Lawmakers to debate super powers for BOJ
A bill to create the
new oversight body for Jamaica's financial system and effectively establish the Bank of Jamaica (BOJ) as super regulator is to be debated in Parliament this month as an amendment to the Bank of Jamaica Act (BOJA).
The legislation would both establish the Financial System Stability Committee - FinSys - as well as codify new powers for the central bank, including the right to inspect firms.
It otherwise provides for the central bank to shore up financial institutions through loans and other credit facilities, as well as "emergency liquidity assistance" to vulnerable firms deemed by the Bank of Jamaica to pose a threat to the system.
FinSys may offer recom-mendations to the BOJ. Its job is to make regular assessments of the financial system and assess the links between the financial sector and developments in other sectors of the local and global economy.
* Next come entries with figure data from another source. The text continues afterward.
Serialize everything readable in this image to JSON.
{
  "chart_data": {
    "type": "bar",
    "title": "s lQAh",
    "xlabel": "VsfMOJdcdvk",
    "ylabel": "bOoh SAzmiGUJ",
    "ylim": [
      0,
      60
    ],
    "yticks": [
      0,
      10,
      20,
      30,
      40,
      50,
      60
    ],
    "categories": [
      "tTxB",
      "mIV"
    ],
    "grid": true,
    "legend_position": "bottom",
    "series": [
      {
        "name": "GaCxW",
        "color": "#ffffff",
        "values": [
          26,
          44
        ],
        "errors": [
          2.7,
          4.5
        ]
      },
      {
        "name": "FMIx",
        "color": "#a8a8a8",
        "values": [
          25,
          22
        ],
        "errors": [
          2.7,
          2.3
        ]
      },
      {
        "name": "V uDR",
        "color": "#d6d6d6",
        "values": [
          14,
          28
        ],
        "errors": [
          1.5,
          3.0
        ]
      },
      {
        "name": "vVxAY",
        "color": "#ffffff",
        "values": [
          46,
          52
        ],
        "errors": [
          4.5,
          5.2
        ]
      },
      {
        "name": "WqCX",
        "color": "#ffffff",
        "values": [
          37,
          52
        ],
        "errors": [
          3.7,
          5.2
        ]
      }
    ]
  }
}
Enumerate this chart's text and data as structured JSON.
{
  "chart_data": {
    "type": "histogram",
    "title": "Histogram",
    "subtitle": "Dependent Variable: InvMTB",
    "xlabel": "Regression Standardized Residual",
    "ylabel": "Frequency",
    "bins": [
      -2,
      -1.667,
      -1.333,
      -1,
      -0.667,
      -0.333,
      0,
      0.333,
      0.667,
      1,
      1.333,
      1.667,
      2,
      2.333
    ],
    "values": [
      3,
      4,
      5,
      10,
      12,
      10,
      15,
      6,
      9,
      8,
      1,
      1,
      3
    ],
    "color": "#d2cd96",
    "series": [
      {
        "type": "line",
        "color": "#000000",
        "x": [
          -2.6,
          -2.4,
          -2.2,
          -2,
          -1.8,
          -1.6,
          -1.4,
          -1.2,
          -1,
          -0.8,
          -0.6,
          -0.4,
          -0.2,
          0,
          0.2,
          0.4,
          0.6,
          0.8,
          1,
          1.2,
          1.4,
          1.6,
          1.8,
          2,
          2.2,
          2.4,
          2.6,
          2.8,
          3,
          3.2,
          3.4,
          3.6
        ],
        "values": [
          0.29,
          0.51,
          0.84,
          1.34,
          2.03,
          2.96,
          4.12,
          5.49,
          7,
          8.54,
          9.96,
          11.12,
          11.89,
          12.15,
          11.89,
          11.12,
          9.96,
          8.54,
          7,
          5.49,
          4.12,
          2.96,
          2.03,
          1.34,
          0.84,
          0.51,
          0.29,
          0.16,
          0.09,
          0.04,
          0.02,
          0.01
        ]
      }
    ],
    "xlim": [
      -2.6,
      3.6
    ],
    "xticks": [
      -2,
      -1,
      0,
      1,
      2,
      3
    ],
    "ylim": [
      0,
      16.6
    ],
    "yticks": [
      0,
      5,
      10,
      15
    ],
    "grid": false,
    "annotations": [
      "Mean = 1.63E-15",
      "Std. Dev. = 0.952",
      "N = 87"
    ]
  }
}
The committee is the organ through which information is to be exchanged for the monitoring of risks, and it is required to oversee the design and conduct of periodic stress tests.
The BOJ, under its own authority, will have primary responsibility for policing the financial system - referred to as "macro-prudential oversight". Consequently, the BOJA bill proposes to hand the central bank enhanced powers to initiate inspections among a wider constituency - inclusive of banking firms, lenders, financiers, money businesses, investment firms, securities dealers, private pension fund manager, insurance companies and any business designated as a financial service by the central bank governor.
Based on regulatory data, the banking system, securities and insurance markets alone are valued at just under $2 trillion by assets. Additionally, securities firms manage another $814 billion of funds, while the private pension market is worth $341 billion.
BOJ may request information relevant to its macro-prudential oversight function, and issue "rules standards and codes" pertinent to that role.
The legislation also proposes that the central bank establish and update a central financial system database, publish a financial stability report annually and prepare periodic special reports for the minister of finance.
The creation of BOJ as super regulator is meant to reduce risks highlighted during the 2008 global financial meltdown, and avoid another 1990s-style meltdown that ended up costing the Jamaican Government $40 billion under a system-wide domestic rescue plan that bailed out banks and insurance companies.
"Full responsibility for the nation's financial system stability is unclear where there are multiple supervisory agencies with none having the authority or mandate to oversee the links among different kinds of activities to address and recognise systemic risks," said Finance Minister Dr Peter Phillips in a memorandum attached to the BOJA bill.
Giving the BOJ "institutional responsibility" for stability addresses this deficiency and is in line with the international trend to locate the function within the central bank, said Phillips.
FinSys will be chaired by the governor of the central bank. Its other members will include another senior officer of the BOJ, the deputy supervisor of banks and financial institutions, the heads of the Financial Services Commission, Jamaica Deposit Insurance Corporation and the financial secretary in the Ministry of Finance. The finance minister may also appoint two others to the committee.